Nonostante l’Urss fosse ormai un involucro vuoto, Gorbačëv continuò a spingere

per la costituzione di un nuovo trattato dell’unione, forte dei risultati referendari.

Dopo poco più di un mese di negoziati serrati, a novembre, gli Stati raggiunsero un

accordo su un trattato che creava una confederazione dotata di alcuni poteri propri di

uno Stato federale. Fra i diversi Stati fu l’Ucraina a dimostrarsi maggiormente

titubante sulla nuova proposta di Gorbačëv e decise di ricorrere a un referendum

popolare che si tenne il primo dicembre. La Russia di El’cin decise di subordinare la

propria adesione al nuovo accordo a una precedente ratifica del trattato da parte

dell’Ucraina.

Il voto in Ucraina non lasciò dubbi. Il 90 per cento dei votanti furono a favore di

una completa e totale indipendenza. Senza l’adesione dell’Ucraina e della Russia, la

nuova unione non aveva motivo di nascere. Una settimana dopo, l’8 dicembre, i

presidenti di Russia, Ucraina e Bielorussia firmarono una dichiarazione che attestava

la fine dell’Unione Sovietica.

CAPITOLO V – El’cin, primo Presidente della Federazione Russa.
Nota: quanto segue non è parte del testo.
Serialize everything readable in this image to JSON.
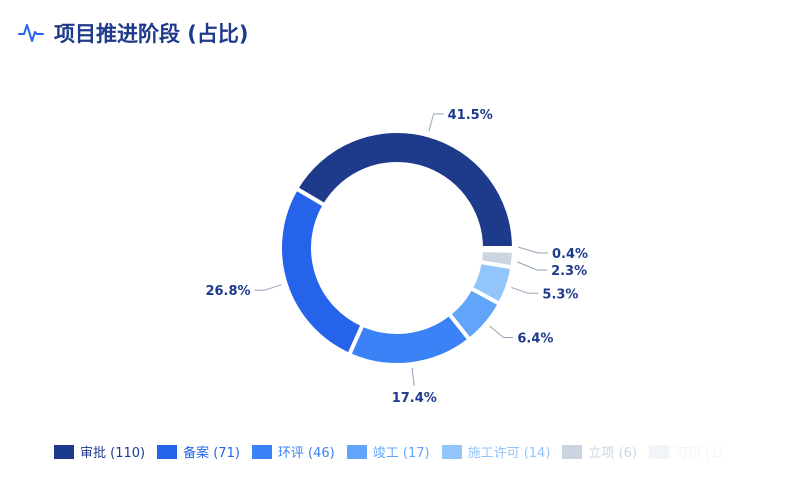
{
  "title": "项目推进阶段 (占比)",
  "icon": "activity-icon",
  "chart_data": {
    "type": "pie",
    "variant": "donut",
    "direction": "counterclockwise from east",
    "categories": [
      "审批",
      "备案",
      "环评",
      "竣工",
      "施工许可",
      "立项",
      "可研"
    ],
    "values": [
      110,
      71,
      46,
      17,
      14,
      6,
      1
    ],
    "labels": [
      "41.5%",
      "26.8%",
      "17.4%",
      "6.4%",
      "5.3%",
      "2.3%",
      "0.4%"
    ],
    "legend": [
      "审批 (110)",
      "备案 (71)",
      "环评 (46)",
      "竣工 (17)",
      "施工许可 (14)",
      "立项 (6)",
      "可研 (1)"
    ],
    "legend_position": "bottom",
    "colors": [
      "#1e3a8a",
      "#2563eb",
      "#3b82f6",
      "#60a5fa",
      "#93c5fd",
      "#cbd5e1",
      "#f1f5f9"
    ]
  }
}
Al termine del golpe di agosto il potere politico nei confini della Federazione

russa era passato completamente nelle mani di El’cin e dei democratici. Nel nuovo

assetto politico che si stava delineando El’cin avrebbe ricoperto sia la carica di

Presidente della Russia che quella di Primo ministro.
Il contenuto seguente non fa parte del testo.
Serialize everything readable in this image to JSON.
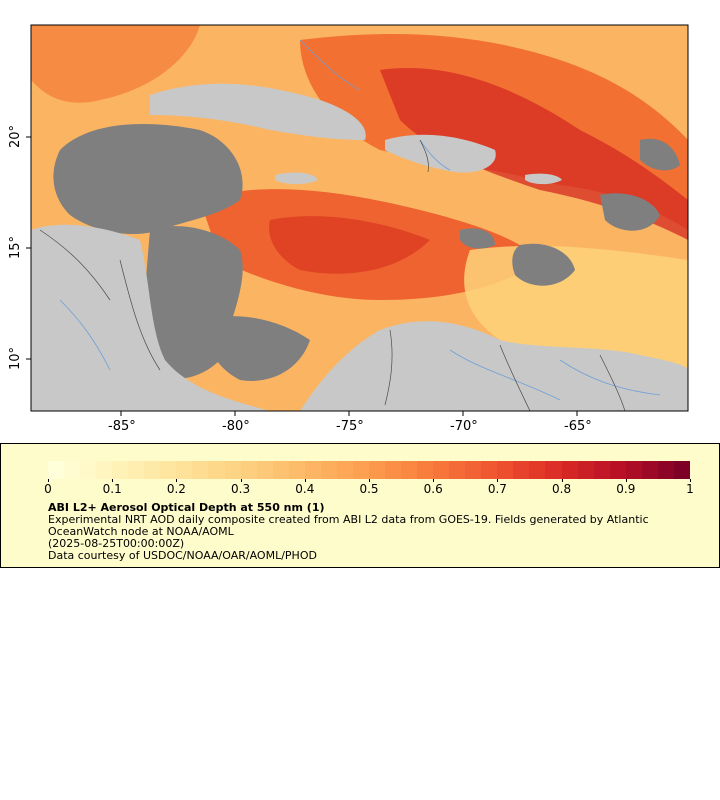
{
  "map": {
    "x_axis_labels": [
      "-85°",
      "-80°",
      "-75°",
      "-70°",
      "-65°"
    ],
    "y_axis_labels": [
      "20°",
      "15°",
      "10°"
    ],
    "colors": {
      "land": "#c8c8c8",
      "no_data": "#7f7f7f",
      "rivers": "#6f9fd6",
      "borders": "#5a5a5a"
    }
  },
  "legend": {
    "colorbar_labels": [
      "0",
      "0.1",
      "0.2",
      "0.3",
      "0.4",
      "0.5",
      "0.6",
      "0.7",
      "0.8",
      "0.9",
      "1"
    ],
    "colorbar_colors": [
      "#ffffd9",
      "#fff2b8",
      "#fee39a",
      "#fdd07f",
      "#fdb866",
      "#fd9c4e",
      "#f97b3c",
      "#ef5530",
      "#dc2c26",
      "#b80f26",
      "#7f0026"
    ],
    "title": "ABI L2+ Aerosol Optical Depth at 550 nm (1)",
    "description": "Experimental NRT AOD daily composite created from ABI L2 data from GOES-19. Fields generated by Atlantic OceanWatch node at NOAA/AOML",
    "date": "(2025-08-25T00:00:00Z)",
    "credit": "Data courtesy of USDOC/NOAA/OAR/AOML/PHOD"
  }
}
Accentrato il potere nelle sue mani il leader russo si impegnò a scegliere il suo

entourage, raccogliendo intorno a se gli uomini che lo avrebbero affiancato

nell’ardua fase di riforme. A capo del gruppo di riforme nominò Egor Timurovič

Gajdar, fino ad allora praticamente sconosciuto.

Gajdar compose un team convocando a Mosca numerosi giovani economisti,

quasi tutti magicamente attratti dagli Stati Uniti e dal loro modello capitalistico, ai

quali furono affiancati esperti occidentali, come Jeffrey Sachs e Anders Åslund.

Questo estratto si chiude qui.